Our office neighborhood lost power for about an hour this morning; when it came back on, and we'd restored internet connections and so on, about the first thing that came up was an article on enhancing one's security on one's various interconnected electronic devices around the home. Good advice on avoiding WY-fi, updating devices often, generating one's own passwords, and so on.
I've not seen much evidence of such interconnectivity in the sort of client we serve - smaller commercial janitorial jobs in the metro Phoenix area. But, reading the trade press, I'm sure it's coming.
Going back to our short power outage: Whenever this happens, I'm reminded anew of how much I depend on the electronic gizmo at which I currently sit. There's very little I can accomplish around the office without it, except perhaps re-painting.
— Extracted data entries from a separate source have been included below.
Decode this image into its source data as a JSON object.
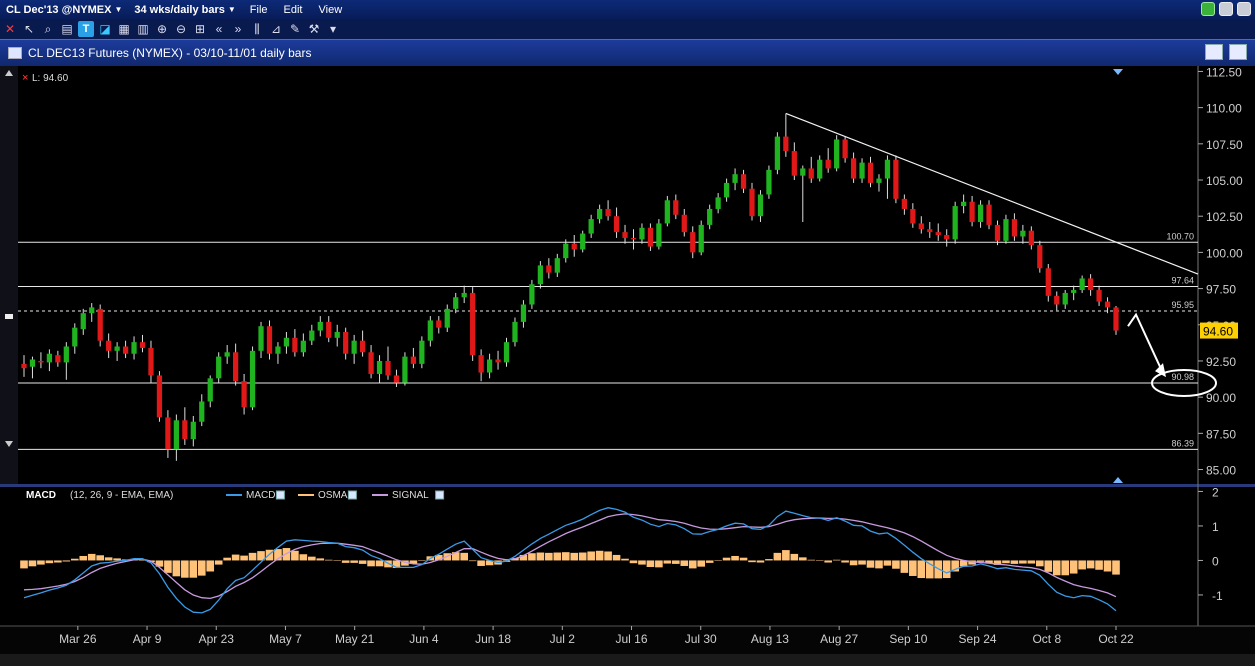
{
  "titlebar": {
    "symbol": "CL Dec'13 @NYMEX",
    "period": "34 wks/daily bars",
    "menus": [
      "File",
      "Edit",
      "View"
    ]
  },
  "header": {
    "title": "CL DEC13 Futures (NYMEX) - 03/10-11/01 daily bars"
  },
  "colors": {
    "up": "#1fb31f",
    "down": "#e01818",
    "macd": "#3a9ae6",
    "signal": "#c79adf",
    "osma": "#ffc278",
    "current_price_tag": "#ffd000",
    "axis_text": "#cfcfcf"
  },
  "chart_data": [
    {
      "type": "candlestick",
      "title": "CL DEC13 Futures (NYMEX) - 03/10-11/01 daily bars",
      "last_label": "L: 94.60",
      "price_axis": {
        "min": 84.0,
        "max": 112.6,
        "ticks": [
          "112.50",
          "110.00",
          "107.50",
          "105.00",
          "102.50",
          "100.00",
          "97.50",
          "95.00",
          "92.50",
          "90.00",
          "87.50",
          "85.00"
        ]
      },
      "date_ticks": [
        "Mar 26",
        "Apr 9",
        "Apr 23",
        "May 7",
        "May 21",
        "Jun 4",
        "Jun 18",
        "Jul 2",
        "Jul 16",
        "Jul 30",
        "Aug 13",
        "Aug 27",
        "Sep 10",
        "Sep 24",
        "Oct 8",
        "Oct 22"
      ],
      "horizontal_levels": [
        {
          "value": 100.7,
          "label": "100.70"
        },
        {
          "value": 97.64,
          "label": "97.64"
        },
        {
          "value": 95.95,
          "label": "95.95"
        },
        {
          "value": 90.98,
          "label": "90.98"
        },
        {
          "value": 86.39,
          "label": "86.39"
        }
      ],
      "current_price": {
        "value": 94.6,
        "label": "94.60"
      },
      "trendline": {
        "from": {
          "date": "Aug 28",
          "price": 109.6
        },
        "to": {
          "date": "Nov 01",
          "price": 98.5
        }
      },
      "forecast_arrow": {
        "from_price": 94.9,
        "peak_price": 95.7,
        "to_price": 91.8,
        "target": "90.98"
      },
      "bars": [
        [
          92.3,
          92.9,
          91.4,
          92.0
        ],
        [
          92.1,
          92.8,
          91.3,
          92.6
        ],
        [
          92.5,
          93.1,
          92.0,
          92.4
        ],
        [
          92.4,
          93.3,
          91.8,
          93.0
        ],
        [
          92.9,
          93.2,
          92.1,
          92.4
        ],
        [
          92.4,
          93.8,
          91.2,
          93.5
        ],
        [
          93.5,
          95.1,
          93.0,
          94.8
        ],
        [
          94.7,
          96.1,
          94.3,
          95.8
        ],
        [
          95.8,
          96.5,
          95.2,
          96.2
        ],
        [
          96.1,
          96.4,
          93.5,
          93.9
        ],
        [
          93.9,
          94.4,
          92.7,
          93.2
        ],
        [
          93.2,
          93.8,
          92.5,
          93.5
        ],
        [
          93.5,
          93.9,
          92.7,
          93.0
        ],
        [
          93.0,
          94.2,
          92.6,
          93.8
        ],
        [
          93.8,
          94.3,
          93.1,
          93.4
        ],
        [
          93.4,
          93.9,
          91.0,
          91.5
        ],
        [
          91.5,
          91.8,
          88.3,
          88.6
        ],
        [
          88.6,
          89.1,
          85.8,
          86.4
        ],
        [
          86.4,
          88.8,
          85.6,
          88.4
        ],
        [
          88.4,
          89.3,
          86.7,
          87.1
        ],
        [
          87.1,
          88.7,
          86.6,
          88.3
        ],
        [
          88.3,
          90.2,
          88.0,
          89.7
        ],
        [
          89.7,
          91.5,
          89.3,
          91.3
        ],
        [
          91.3,
          93.1,
          91.0,
          92.8
        ],
        [
          92.8,
          93.6,
          92.3,
          93.1
        ],
        [
          93.1,
          93.7,
          90.8,
          91.1
        ],
        [
          91.1,
          91.6,
          88.8,
          89.3
        ],
        [
          89.3,
          93.5,
          89.1,
          93.2
        ],
        [
          93.2,
          95.2,
          92.7,
          94.9
        ],
        [
          94.9,
          95.3,
          92.6,
          93.0
        ],
        [
          93.0,
          93.8,
          92.3,
          93.5
        ],
        [
          93.5,
          94.5,
          93.0,
          94.1
        ],
        [
          94.1,
          94.7,
          92.8,
          93.1
        ],
        [
          93.1,
          94.4,
          92.8,
          93.9
        ],
        [
          93.9,
          95.0,
          93.6,
          94.6
        ],
        [
          94.6,
          95.6,
          94.2,
          95.2
        ],
        [
          95.2,
          95.6,
          93.8,
          94.1
        ],
        [
          94.1,
          95.0,
          93.5,
          94.5
        ],
        [
          94.5,
          94.8,
          92.6,
          93.0
        ],
        [
          93.0,
          94.3,
          92.3,
          93.9
        ],
        [
          93.9,
          94.6,
          92.8,
          93.1
        ],
        [
          93.1,
          93.6,
          91.3,
          91.6
        ],
        [
          91.6,
          92.9,
          91.0,
          92.5
        ],
        [
          92.5,
          93.5,
          91.2,
          91.5
        ],
        [
          91.5,
          91.9,
          90.7,
          91.0
        ],
        [
          91.0,
          93.1,
          90.8,
          92.8
        ],
        [
          92.8,
          93.4,
          92.0,
          92.3
        ],
        [
          92.3,
          94.2,
          92.0,
          93.9
        ],
        [
          93.9,
          95.6,
          93.5,
          95.3
        ],
        [
          95.3,
          95.6,
          94.4,
          94.8
        ],
        [
          94.8,
          96.4,
          94.5,
          96.1
        ],
        [
          96.1,
          97.2,
          95.8,
          96.9
        ],
        [
          96.9,
          97.7,
          96.5,
          97.2
        ],
        [
          97.2,
          97.6,
          92.5,
          92.9
        ],
        [
          92.9,
          93.3,
          91.1,
          91.7
        ],
        [
          91.7,
          93.0,
          91.3,
          92.6
        ],
        [
          92.6,
          93.2,
          91.9,
          92.4
        ],
        [
          92.4,
          94.1,
          92.1,
          93.8
        ],
        [
          93.8,
          95.5,
          93.5,
          95.2
        ],
        [
          95.2,
          96.7,
          94.8,
          96.4
        ],
        [
          96.4,
          98.1,
          96.1,
          97.8
        ],
        [
          97.8,
          99.4,
          97.5,
          99.1
        ],
        [
          99.1,
          99.6,
          98.2,
          98.6
        ],
        [
          98.6,
          99.9,
          98.3,
          99.6
        ],
        [
          99.6,
          100.9,
          99.3,
          100.6
        ],
        [
          100.6,
          101.2,
          99.7,
          100.2
        ],
        [
          100.2,
          101.5,
          100.0,
          101.3
        ],
        [
          101.3,
          102.6,
          101.0,
          102.3
        ],
        [
          102.3,
          103.3,
          102.0,
          103.0
        ],
        [
          103.0,
          103.6,
          102.2,
          102.5
        ],
        [
          102.5,
          103.1,
          101.0,
          101.4
        ],
        [
          101.4,
          101.9,
          100.6,
          101.0
        ],
        [
          101.0,
          101.6,
          100.2,
          100.9
        ],
        [
          100.9,
          102.0,
          100.6,
          101.7
        ],
        [
          101.7,
          102.0,
          100.1,
          100.4
        ],
        [
          100.4,
          102.3,
          100.2,
          102.0
        ],
        [
          102.0,
          103.9,
          101.8,
          103.6
        ],
        [
          103.6,
          104.0,
          102.3,
          102.6
        ],
        [
          102.6,
          103.0,
          101.1,
          101.4
        ],
        [
          101.4,
          101.8,
          99.6,
          100.0
        ],
        [
          100.0,
          102.2,
          99.8,
          101.9
        ],
        [
          101.9,
          103.3,
          101.6,
          103.0
        ],
        [
          103.0,
          104.1,
          102.7,
          103.8
        ],
        [
          103.8,
          105.1,
          103.5,
          104.8
        ],
        [
          104.8,
          105.8,
          104.3,
          105.4
        ],
        [
          105.4,
          105.7,
          104.1,
          104.4
        ],
        [
          104.4,
          104.8,
          102.2,
          102.5
        ],
        [
          102.5,
          104.3,
          102.1,
          104.0
        ],
        [
          104.0,
          106.0,
          103.7,
          105.7
        ],
        [
          105.7,
          108.3,
          105.4,
          108.0
        ],
        [
          108.0,
          109.6,
          106.6,
          107.0
        ],
        [
          107.0,
          107.6,
          105.0,
          105.3
        ],
        [
          105.3,
          106.0,
          102.1,
          105.8
        ],
        [
          105.8,
          106.6,
          104.8,
          105.1
        ],
        [
          105.1,
          106.7,
          104.9,
          106.4
        ],
        [
          106.4,
          107.2,
          105.5,
          105.8
        ],
        [
          105.8,
          108.1,
          105.6,
          107.8
        ],
        [
          107.8,
          108.0,
          106.2,
          106.5
        ],
        [
          106.5,
          106.9,
          104.8,
          105.1
        ],
        [
          105.1,
          106.5,
          104.8,
          106.2
        ],
        [
          106.2,
          106.6,
          104.5,
          104.8
        ],
        [
          104.8,
          105.4,
          104.2,
          105.1
        ],
        [
          105.1,
          106.7,
          103.7,
          106.4
        ],
        [
          106.4,
          106.7,
          103.4,
          103.7
        ],
        [
          103.7,
          104.0,
          102.6,
          103.0
        ],
        [
          103.0,
          103.4,
          101.7,
          102.0
        ],
        [
          102.0,
          102.5,
          101.3,
          101.6
        ],
        [
          101.6,
          102.1,
          101.0,
          101.4
        ],
        [
          101.4,
          102.0,
          100.8,
          101.2
        ],
        [
          101.2,
          101.6,
          100.4,
          100.9
        ],
        [
          100.9,
          103.5,
          100.6,
          103.2
        ],
        [
          103.2,
          104.0,
          102.7,
          103.5
        ],
        [
          103.5,
          103.9,
          101.8,
          102.1
        ],
        [
          102.1,
          103.6,
          101.7,
          103.3
        ],
        [
          103.3,
          103.6,
          101.6,
          101.9
        ],
        [
          101.9,
          102.2,
          100.5,
          100.8
        ],
        [
          100.8,
          102.6,
          100.6,
          102.3
        ],
        [
          102.3,
          102.7,
          100.8,
          101.1
        ],
        [
          101.1,
          101.9,
          100.6,
          101.5
        ],
        [
          101.5,
          101.8,
          100.2,
          100.5
        ],
        [
          100.5,
          100.8,
          98.6,
          98.9
        ],
        [
          98.9,
          99.2,
          96.6,
          97.0
        ],
        [
          97.0,
          97.3,
          96.0,
          96.4
        ],
        [
          96.4,
          97.4,
          96.1,
          97.2
        ],
        [
          97.2,
          97.7,
          96.7,
          97.4
        ],
        [
          97.4,
          98.4,
          97.2,
          98.2
        ],
        [
          98.2,
          98.5,
          97.0,
          97.4
        ],
        [
          97.4,
          97.7,
          96.3,
          96.6
        ],
        [
          96.6,
          96.9,
          95.8,
          96.2
        ],
        [
          96.2,
          96.3,
          94.3,
          94.6
        ]
      ]
    },
    {
      "type": "macd",
      "params": "(12, 26, 9 - EMA, EMA)",
      "legend": [
        "MACD",
        "OSMA",
        "SIGNAL"
      ],
      "y_axis": {
        "min": -1.9,
        "max": 2.1,
        "ticks": [
          "2",
          "1",
          "0",
          "-1"
        ]
      },
      "macd": [
        -1.08,
        -1.01,
        -0.94,
        -0.86,
        -0.8,
        -0.72,
        -0.56,
        -0.36,
        -0.16,
        -0.08,
        -0.06,
        -0.02,
        0.0,
        0.05,
        0.05,
        -0.07,
        -0.38,
        -0.78,
        -1.1,
        -1.35,
        -1.5,
        -1.52,
        -1.42,
        -1.15,
        -0.82,
        -0.58,
        -0.5,
        -0.28,
        -0.05,
        0.18,
        0.38,
        0.56,
        0.6,
        0.58,
        0.56,
        0.55,
        0.52,
        0.5,
        0.4,
        0.37,
        0.3,
        0.14,
        0.05,
        -0.08,
        -0.2,
        -0.2,
        -0.2,
        -0.12,
        0.06,
        0.18,
        0.33,
        0.47,
        0.56,
        0.32,
        0.08,
        0.0,
        -0.06,
        -0.02,
        0.12,
        0.3,
        0.48,
        0.64,
        0.76,
        0.89,
        1.02,
        1.1,
        1.2,
        1.33,
        1.45,
        1.53,
        1.48,
        1.4,
        1.25,
        1.17,
        1.05,
        0.98,
        1.07,
        1.03,
        0.92,
        0.77,
        0.76,
        0.84,
        0.9,
        1.0,
        1.08,
        1.06,
        0.92,
        0.9,
        1.02,
        1.27,
        1.43,
        1.37,
        1.3,
        1.24,
        1.23,
        1.16,
        1.24,
        1.14,
        1.02,
        1.0,
        0.85,
        0.77,
        0.8,
        0.64,
        0.44,
        0.24,
        0.05,
        -0.1,
        -0.24,
        -0.36,
        -0.26,
        -0.17,
        -0.16,
        -0.1,
        -0.16,
        -0.24,
        -0.21,
        -0.26,
        -0.28,
        -0.3,
        -0.43,
        -0.69,
        -0.92,
        -1.03,
        -1.08,
        -1.02,
        -1.04,
        -1.14,
        -1.26,
        -1.46
      ],
      "signal": [
        -0.85,
        -0.84,
        -0.82,
        -0.78,
        -0.74,
        -0.69,
        -0.61,
        -0.49,
        -0.35,
        -0.23,
        -0.15,
        -0.08,
        -0.03,
        0.02,
        0.04,
        -0.02,
        -0.2,
        -0.42,
        -0.64,
        -0.85,
        -1.0,
        -1.08,
        -1.1,
        -1.03,
        -0.9,
        -0.75,
        -0.64,
        -0.5,
        -0.32,
        -0.13,
        0.05,
        0.2,
        0.32,
        0.4,
        0.45,
        0.49,
        0.5,
        0.5,
        0.47,
        0.44,
        0.4,
        0.31,
        0.22,
        0.12,
        0.02,
        -0.05,
        -0.1,
        -0.11,
        -0.06,
        0.02,
        0.12,
        0.23,
        0.34,
        0.34,
        0.24,
        0.14,
        0.06,
        0.02,
        0.05,
        0.14,
        0.27,
        0.41,
        0.54,
        0.66,
        0.78,
        0.88,
        0.97,
        1.07,
        1.17,
        1.27,
        1.32,
        1.35,
        1.33,
        1.29,
        1.24,
        1.18,
        1.16,
        1.13,
        1.08,
        1.0,
        0.94,
        0.91,
        0.9,
        0.92,
        0.95,
        0.98,
        0.97,
        0.96,
        0.98,
        1.05,
        1.13,
        1.18,
        1.21,
        1.22,
        1.23,
        1.22,
        1.22,
        1.2,
        1.16,
        1.12,
        1.06,
        1.0,
        0.95,
        0.88,
        0.8,
        0.69,
        0.56,
        0.42,
        0.28,
        0.15,
        0.06,
        0.0,
        -0.04,
        -0.06,
        -0.08,
        -0.11,
        -0.13,
        -0.16,
        -0.19,
        -0.21,
        -0.26,
        -0.36,
        -0.49,
        -0.6,
        -0.7,
        -0.76,
        -0.81,
        -0.87,
        -0.94,
        -1.05
      ]
    }
  ]
}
The over-riding problem with interconnectivity, as I see it, is that when one aspect malfunctions - through a glitch, a hacker (North Korea or the kid next door), or an electrical issue - everything is likely to go down. In an office building, if you tie together door access, alarm system, security cameras, the web and so on, you add convenience and ability to your system, but also complexity.
Folks who study disasters and accidents distinguish between complicated systems (those that have a lot of moving parts) and complex systems (those that have moving parts that interconnect in ways the results of which are often difficult to predict). For a complicated system, think pre-flighting an airliner. You have a whole long check list, but should you miss something - say setting the brakes - you know pretty precisely what will happen. Should you miss several things, again, you know what will happen. The couple of nuclear power plant disasters over the years illustrate the issue with a complex system: A couple or three small things change or go wrong, and you've no idea what might happen. Kind of like the weather (the butterfly flapping it's wings...).
One might go a step further. My (currently) favorite archaeologist argues that building a society is simply a matter of adding complexity (Tainter - "The Collapse of Complex Societies"). You have an issue - say a famine in a Roman province - you add infrastructure (physical or bureaucratic) to fix it - say a system to ship food into the province. He argues that complexity adds overhead, so the society grows less and less productive, thus saves less resources ongoing, and eventually has no resilience to the next outrage, whether it's a plague or a crop failure or the barbarians at the gates. Thus in Tainter's magisterial survey, societies fail for a variety of proximate causes, but most always for underlying economic weakness. I'd add to the economic analysis the complexity caused unpredictably of outcomes. And, we're certainly creating an ever more complex society.
In other words, "Keep it Simple, Stupid".